Because here is what I also see. The same technology that can liberate can just as easily be used to run the oldest playbooks in new costumes. Jim Crow had a dress code. Digital exploitation does not. What we are now watching is the integration of our deepest cultural archetypes, our elders, our griots, our healers, our embodied joy, with a modern swag and a rizz so precisely calibrated it bypasses your critical thinking and lands directly in your longing.
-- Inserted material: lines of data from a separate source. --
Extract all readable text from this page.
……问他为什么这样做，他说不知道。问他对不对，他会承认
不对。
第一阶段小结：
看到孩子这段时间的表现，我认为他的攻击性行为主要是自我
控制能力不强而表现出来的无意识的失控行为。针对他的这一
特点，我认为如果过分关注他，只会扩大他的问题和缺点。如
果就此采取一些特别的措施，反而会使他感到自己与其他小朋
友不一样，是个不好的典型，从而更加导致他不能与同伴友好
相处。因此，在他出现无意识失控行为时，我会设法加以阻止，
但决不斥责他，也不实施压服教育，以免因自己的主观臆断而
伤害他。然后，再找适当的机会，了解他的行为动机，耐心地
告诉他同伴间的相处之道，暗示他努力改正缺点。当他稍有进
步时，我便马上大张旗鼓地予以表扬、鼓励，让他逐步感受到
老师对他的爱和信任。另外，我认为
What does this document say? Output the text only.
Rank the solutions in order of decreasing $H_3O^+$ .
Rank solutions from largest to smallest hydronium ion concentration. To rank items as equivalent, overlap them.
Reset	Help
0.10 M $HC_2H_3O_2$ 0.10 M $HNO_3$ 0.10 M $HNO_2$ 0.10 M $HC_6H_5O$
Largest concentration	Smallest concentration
That is not innovation. That is manipulation with better lighting. It is Jezebel 3.0. It is emasculation with a baritone voice and silver locs. It is the stereotype dressed up in ancestral clothing, seducing your unconscious while someone who does not know your name collects the check.


The technology is not the villain. The intention behind it is.

This is why I am writing today. Not to make you afraid. Fear is not a sustainable navigation system. But I do want you awake.



People of the diaspora have been disappeared and silenced for a very long time. Our stories have been extracted, repackaged, and sold back to us in forms that profit everyone except us. Technology has now made it possible to do this without even a human face attached to the operation.


That is not progress. That is the same wound with a new delivery mechanism.

And yes, I want to say this clearly: apply this same discernment to me. I have letters behind my name. I have years of clinical training, lived experience, and genuine love for this community behind every word I publish.


But do not take that on faith alone. Read critically. Ask questions. Notice how things land in your body, not just your mind. Your intuition is a diagnostic tool and it was given to you for exactly this moment.


Not everyone creating content in this space has pure intentions. Some people have identified that there is a significant financial opportunity in the healing economy of the diaspora, and they have positioned themselves accordingly, whether or not they have ever sat with the pain they claim to understand.


Take your time. Use your discernment. Research what you are given before you build your wellness on it. And if something feels so right and so wrong at the same time, trust that feeling. It is trying to tell you something true.


Your healing deserves a real source.